>From: Tom Thalmann <email@example.com>
>Date: Fri, 22 Mar 1996 00:09:24 -0800
>Subject: Good Crust
>A new bakery has just opened nearby. I am jealous of the great crust their
>bread has; they have a hard cursted french bread that is excellent. How do
>I get a crust like that? I've been baking bread on and off for twenty years
>(no bread machine). The key, I'm sure is in the oven.
>What type of oven is best? A good commercial oven would be great but within
>most folks budget.
before buying a new oven, try this:
go to your local cookware store and buy a "romertopf" clay cooking pot. it
comes in different sizes: i use the one big enough for a 4 pound chicken.
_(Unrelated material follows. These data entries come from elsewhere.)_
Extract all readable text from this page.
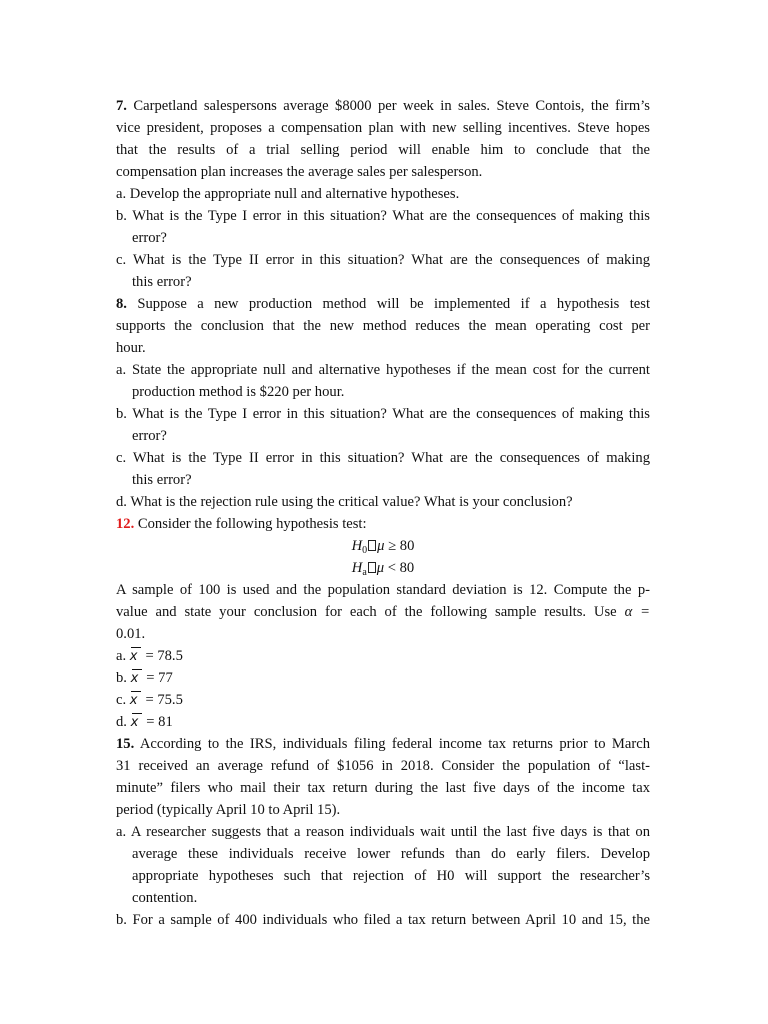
7. Carpetland salespersons average $8000 per week in sales. Steve Contois, the firm’s
vice president, proposes a compensation plan with new selling incentives. Steve hopes
that the results of a trial selling period will enable him to conclude that the
compensation plan increases the average sales per salesperson.
a. Develop the appropriate null and alternative hypotheses.
b. What is the Type I error in this situation? What are the consequences of making this
error?
c. What is the Type II error in this situation? What are the consequences of making
this error?
8. Suppose a new production method will be implemented if a hypothesis test
supports the conclusion that the new method reduces the mean operating cost per
hour.
a. State the appropriate null and alternative hypotheses if the mean cost for the current
production method is $220 per hour.
b. What is the Type I error in this situation? What are the consequences of making this
error?
c. What is the Type II error in this situation? What are the consequences of making
this error?
d. What is the rejection rule using the critical value? What is your conclusion?
12. Consider the following hypothesis test:
$H_0$ μ ≥ 80
$H_a$ μ < 80
A sample of 100 is used and the population standard deviation is 12. Compute the p-
value and state your conclusion for each of the following sample results. Use α =
0.01.
a. x = 78.5
b. x = 77
c. x = 75.5
d. x = 81
15. According to the IRS, individuals filing federal income tax returns prior to March
31 received an average refund of $1056 in 2018. Consider the population of “last-
minute” filers who mail their tax return during the last five days of the income tax
period (typically April 10 to April 15).
a. A researcher suggests that a reason individuals wait until the last five days is that on
average these individuals receive lower refunds than do early filers. Develop
appropriate hypotheses such that rejection of H0 will support the researcher’s
contention.
b. For a sample of 400 individuals who filed a tax return between April 10 and 15, the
prepare your dough as usual, either by hand, mixer, or bread machine manual
cycle. let it rise til doubled. then punch down and make a loaf (remembering
to pinch the bottom shut) and put it on a sheet of baking parchment, leaving
enough extra on each side to let you lift it later. allow to rise again
while the loaf's rising, soak the clay pot in water for about fifteen
minutes, and preheat the oven. i usually heat mine to 375F. *gently* place
the now-risen loaf in the clay pot and bake for about a half hour. be sure
to make a few slices in the top.
after half an hour, remove the top of the clay pot. bake another ten or
twenty minutes. to check for done-ness, put on a pair of heat proof gloves
(*HINT*: BUY GREAT CHEAP LEATHER HEATPROOF GLOVES AT YOUR LOCAL ==>WELDING
SUPPLY SHOP<===) and flop the loaf onto your gloved hand. then tap the
bottom with your finger to see if it sounds as hollow in the middle as it
does near the edge. if it does, it's done.
i usually let it cool for ten or twenty minutes on a rack before eating.
BTW, i've seen clay pots specially designed for baking french loaves. i've
never tried 'em, but they look like they'd work. OTOH, the romertopf also
lets you cook a lot of other things well, too.